Di tempat sampah itu ada banyak pisau dengan darah yang telah mengering. Pisau-pisau itu telah berkarat, tetapi masih meninggalkan bau anyir yang amis, membuat orang biasa yang mencium baunyaakan muntah-muntah. Namun berbeda bagi kami. Bau kematian adalah sesuatu yang harus kami cium setiap hari untuk membuktikan jati diri.
Fiona mulai melucuti baju gadis yang telah mati itu. Cewek gotik itu kemudian mengolesinya dengan alkohol. Dia mengambil kapak yang terletak di bawah tempat tidurnya kemudian beralih ke radio tua yang tergeletak diam di mejanya. Dinyalakannya radio usang itu dengan alunan lagu yang mellow dan menyayat hati. Fiona mulai memotong tubuh gadis itu menjadi 8 bagian. Dia mulai dari memenggal kepala gadis malang itu lalu beralih ke kedua tangan gadis itu. setelah itu ia potong kedua kakinya lalu dibagi lagi menjadi dua. Selesailah 'tahap awal' dari pembantaian Fiona.
Fiona masih menari-nari sembari memegang kepala gadis itu seolah sedang mengajaknya berdansa. Ia memeluk erat kepala itu di dadanya. Ketika lagu dari radio usang miliknya terhenti, ia menyeringai lalumelemparkan kepala itu ke tempat tidurnya.
"Itadakimasu," ujarnya dengan senyuman tipis tersungging dari kedua tepi bibirnya yang berwarna hitam legam.
Denis mengakhiri ceritanya, lalu menatapku dengan senyuman penuh arti, “Kamu tahu ini kisah siapa?”
Aku menggeleng, “Tebaklah!” pintanya.
“Kisahmu?” Aku menebak.
“Tidak, ini kisah ibumu,” katanya membuat pupil mataku melebar. “Dan rumah seperti istana ini adalah tempat di mana dia biasa membunuh.”

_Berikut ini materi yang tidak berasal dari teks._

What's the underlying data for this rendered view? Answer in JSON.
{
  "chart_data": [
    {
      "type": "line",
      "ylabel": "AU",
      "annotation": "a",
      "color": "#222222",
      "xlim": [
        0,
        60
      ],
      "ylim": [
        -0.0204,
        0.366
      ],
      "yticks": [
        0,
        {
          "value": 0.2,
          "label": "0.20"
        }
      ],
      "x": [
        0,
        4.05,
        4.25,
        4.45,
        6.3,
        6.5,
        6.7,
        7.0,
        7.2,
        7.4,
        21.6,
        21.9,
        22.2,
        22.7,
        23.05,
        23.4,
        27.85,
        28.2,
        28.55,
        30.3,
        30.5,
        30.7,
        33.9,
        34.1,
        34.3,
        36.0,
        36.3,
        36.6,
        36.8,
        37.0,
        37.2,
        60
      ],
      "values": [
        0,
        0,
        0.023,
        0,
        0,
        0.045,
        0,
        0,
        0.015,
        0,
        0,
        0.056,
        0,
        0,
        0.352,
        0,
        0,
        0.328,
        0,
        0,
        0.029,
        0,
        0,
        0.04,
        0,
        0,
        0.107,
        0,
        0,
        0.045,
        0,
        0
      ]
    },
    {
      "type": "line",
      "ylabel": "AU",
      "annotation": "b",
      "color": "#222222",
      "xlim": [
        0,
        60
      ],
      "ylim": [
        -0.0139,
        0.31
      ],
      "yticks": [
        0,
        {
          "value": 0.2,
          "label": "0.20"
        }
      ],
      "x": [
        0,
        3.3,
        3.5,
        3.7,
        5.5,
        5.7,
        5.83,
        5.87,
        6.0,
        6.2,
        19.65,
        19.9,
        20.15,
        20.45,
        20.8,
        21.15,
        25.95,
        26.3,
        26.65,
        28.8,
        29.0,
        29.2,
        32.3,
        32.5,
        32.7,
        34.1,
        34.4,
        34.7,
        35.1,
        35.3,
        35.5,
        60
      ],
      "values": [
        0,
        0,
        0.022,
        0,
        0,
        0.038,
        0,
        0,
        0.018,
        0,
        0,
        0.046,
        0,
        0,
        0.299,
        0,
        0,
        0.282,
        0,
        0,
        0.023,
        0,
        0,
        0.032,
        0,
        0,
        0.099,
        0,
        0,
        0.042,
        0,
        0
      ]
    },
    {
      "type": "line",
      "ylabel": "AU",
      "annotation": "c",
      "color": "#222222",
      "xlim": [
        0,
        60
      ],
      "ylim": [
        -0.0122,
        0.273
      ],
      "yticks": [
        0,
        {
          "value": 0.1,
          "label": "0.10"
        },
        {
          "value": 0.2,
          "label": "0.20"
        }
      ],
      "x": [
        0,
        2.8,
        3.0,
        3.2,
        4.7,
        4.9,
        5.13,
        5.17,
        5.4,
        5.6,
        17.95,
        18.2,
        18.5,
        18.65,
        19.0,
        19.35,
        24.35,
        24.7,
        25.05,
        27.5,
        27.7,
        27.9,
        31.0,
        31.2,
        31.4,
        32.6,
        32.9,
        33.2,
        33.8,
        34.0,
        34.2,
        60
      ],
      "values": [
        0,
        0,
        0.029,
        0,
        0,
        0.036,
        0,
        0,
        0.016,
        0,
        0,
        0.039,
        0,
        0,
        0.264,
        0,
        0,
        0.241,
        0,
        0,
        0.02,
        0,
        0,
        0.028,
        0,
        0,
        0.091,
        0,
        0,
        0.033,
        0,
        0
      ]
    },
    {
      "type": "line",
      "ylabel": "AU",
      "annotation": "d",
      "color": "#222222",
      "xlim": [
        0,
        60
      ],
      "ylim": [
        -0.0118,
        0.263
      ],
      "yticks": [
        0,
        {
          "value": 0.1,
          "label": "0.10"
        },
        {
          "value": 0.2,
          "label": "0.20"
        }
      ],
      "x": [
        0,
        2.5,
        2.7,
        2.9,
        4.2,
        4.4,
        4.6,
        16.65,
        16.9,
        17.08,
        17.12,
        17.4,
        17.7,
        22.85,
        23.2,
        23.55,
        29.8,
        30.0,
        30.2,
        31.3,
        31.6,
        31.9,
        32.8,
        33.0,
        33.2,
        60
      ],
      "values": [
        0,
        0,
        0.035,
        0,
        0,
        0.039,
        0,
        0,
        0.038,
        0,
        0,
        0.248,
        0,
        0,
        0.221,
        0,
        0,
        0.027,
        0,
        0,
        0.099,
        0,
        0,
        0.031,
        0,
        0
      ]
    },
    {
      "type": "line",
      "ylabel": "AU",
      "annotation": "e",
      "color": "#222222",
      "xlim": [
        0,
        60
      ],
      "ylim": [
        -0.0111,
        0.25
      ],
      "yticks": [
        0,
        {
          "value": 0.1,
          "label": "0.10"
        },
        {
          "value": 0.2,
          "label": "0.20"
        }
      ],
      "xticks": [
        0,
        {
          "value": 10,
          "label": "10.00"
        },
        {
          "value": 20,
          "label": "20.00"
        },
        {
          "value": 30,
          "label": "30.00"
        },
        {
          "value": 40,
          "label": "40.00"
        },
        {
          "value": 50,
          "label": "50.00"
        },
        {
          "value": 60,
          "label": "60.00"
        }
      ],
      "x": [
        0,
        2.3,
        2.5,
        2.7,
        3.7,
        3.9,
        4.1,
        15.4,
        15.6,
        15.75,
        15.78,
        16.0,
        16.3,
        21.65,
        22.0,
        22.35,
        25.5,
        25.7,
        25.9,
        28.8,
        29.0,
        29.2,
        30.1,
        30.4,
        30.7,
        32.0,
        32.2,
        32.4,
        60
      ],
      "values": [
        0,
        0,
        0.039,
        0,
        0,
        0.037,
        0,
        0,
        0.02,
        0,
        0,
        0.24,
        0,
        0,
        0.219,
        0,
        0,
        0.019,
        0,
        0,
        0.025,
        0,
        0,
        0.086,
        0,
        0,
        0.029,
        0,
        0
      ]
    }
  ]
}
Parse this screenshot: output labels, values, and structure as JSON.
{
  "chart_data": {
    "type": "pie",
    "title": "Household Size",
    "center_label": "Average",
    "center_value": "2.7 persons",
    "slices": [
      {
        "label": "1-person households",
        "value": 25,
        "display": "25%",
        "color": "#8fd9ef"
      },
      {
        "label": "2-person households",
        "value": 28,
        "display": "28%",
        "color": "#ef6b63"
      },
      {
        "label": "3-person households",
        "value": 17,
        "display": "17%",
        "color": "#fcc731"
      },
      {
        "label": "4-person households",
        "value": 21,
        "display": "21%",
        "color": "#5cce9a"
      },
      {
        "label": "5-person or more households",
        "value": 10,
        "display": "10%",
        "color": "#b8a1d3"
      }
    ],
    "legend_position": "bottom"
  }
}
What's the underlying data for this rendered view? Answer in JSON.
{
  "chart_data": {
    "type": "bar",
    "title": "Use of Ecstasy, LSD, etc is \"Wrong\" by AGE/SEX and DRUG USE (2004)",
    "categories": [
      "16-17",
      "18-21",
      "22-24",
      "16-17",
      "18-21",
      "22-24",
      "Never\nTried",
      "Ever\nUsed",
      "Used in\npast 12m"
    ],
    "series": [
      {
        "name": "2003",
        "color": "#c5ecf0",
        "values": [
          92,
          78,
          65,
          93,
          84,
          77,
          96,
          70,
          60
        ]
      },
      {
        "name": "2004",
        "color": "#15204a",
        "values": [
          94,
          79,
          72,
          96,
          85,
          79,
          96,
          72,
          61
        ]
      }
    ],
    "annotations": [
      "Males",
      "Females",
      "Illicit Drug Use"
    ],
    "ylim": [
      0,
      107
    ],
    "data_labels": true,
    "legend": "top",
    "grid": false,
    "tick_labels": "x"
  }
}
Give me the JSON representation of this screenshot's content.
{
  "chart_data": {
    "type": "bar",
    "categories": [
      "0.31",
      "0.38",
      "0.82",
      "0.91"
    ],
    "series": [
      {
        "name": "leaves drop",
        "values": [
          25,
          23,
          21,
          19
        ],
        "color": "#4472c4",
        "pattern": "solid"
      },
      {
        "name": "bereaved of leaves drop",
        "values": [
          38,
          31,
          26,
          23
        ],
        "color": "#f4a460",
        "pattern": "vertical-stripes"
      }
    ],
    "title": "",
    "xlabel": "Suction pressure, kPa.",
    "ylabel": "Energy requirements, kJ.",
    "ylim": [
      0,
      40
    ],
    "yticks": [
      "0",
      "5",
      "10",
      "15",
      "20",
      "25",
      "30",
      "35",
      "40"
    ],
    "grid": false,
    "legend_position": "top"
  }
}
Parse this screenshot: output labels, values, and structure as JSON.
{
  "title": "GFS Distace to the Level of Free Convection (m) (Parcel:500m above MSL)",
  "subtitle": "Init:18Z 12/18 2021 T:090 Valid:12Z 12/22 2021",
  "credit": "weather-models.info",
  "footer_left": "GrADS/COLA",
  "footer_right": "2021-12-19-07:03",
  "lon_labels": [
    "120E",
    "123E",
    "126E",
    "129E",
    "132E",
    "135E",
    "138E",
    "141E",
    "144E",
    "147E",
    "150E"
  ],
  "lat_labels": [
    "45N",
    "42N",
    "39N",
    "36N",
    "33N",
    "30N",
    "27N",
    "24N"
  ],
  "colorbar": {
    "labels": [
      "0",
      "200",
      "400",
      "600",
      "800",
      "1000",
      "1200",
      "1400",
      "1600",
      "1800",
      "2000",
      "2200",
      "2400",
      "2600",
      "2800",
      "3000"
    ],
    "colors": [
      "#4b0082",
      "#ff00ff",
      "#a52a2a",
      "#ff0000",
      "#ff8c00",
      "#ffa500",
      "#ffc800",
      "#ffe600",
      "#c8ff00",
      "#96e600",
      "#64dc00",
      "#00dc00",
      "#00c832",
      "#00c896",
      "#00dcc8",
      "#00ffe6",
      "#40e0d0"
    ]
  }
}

Aku menelan ludah. “Apa maksudmu?” Aku berpura-pura tidak mengerti.
“Semua keluargaku pembunuh Nisa, termasuk ayah, ibu dan kakakku.”
Aku membeku, paru-paruku mendadak seperti berhenti bernapas.
“Kamu tahu, darah psikopat akan selalu diwariskan,” katanya dengan senyuman terkembang, “Termasuk, jika kamu hamil nanti. Kamu akan melahirkan keturunan yang mewariskan darah seorang Psikopat, Nisa.”
“Tidak!!!! Aku tidak mau!!!”
Aku menjerit dengan segera, tidak terima sekaligus jijik. Namun Denis hanya tertawa terbahak lalu pergi meninggalkanku yang hanya bisa berbaring di kasur karena masih lemah dan tidak berdaya. Sialan. Apa maksud ucapannya barusan? Aku sama sekali tidak berniat memiliki anak darinya. Tidak sama sekali! Aku sama sekali tidak sudi!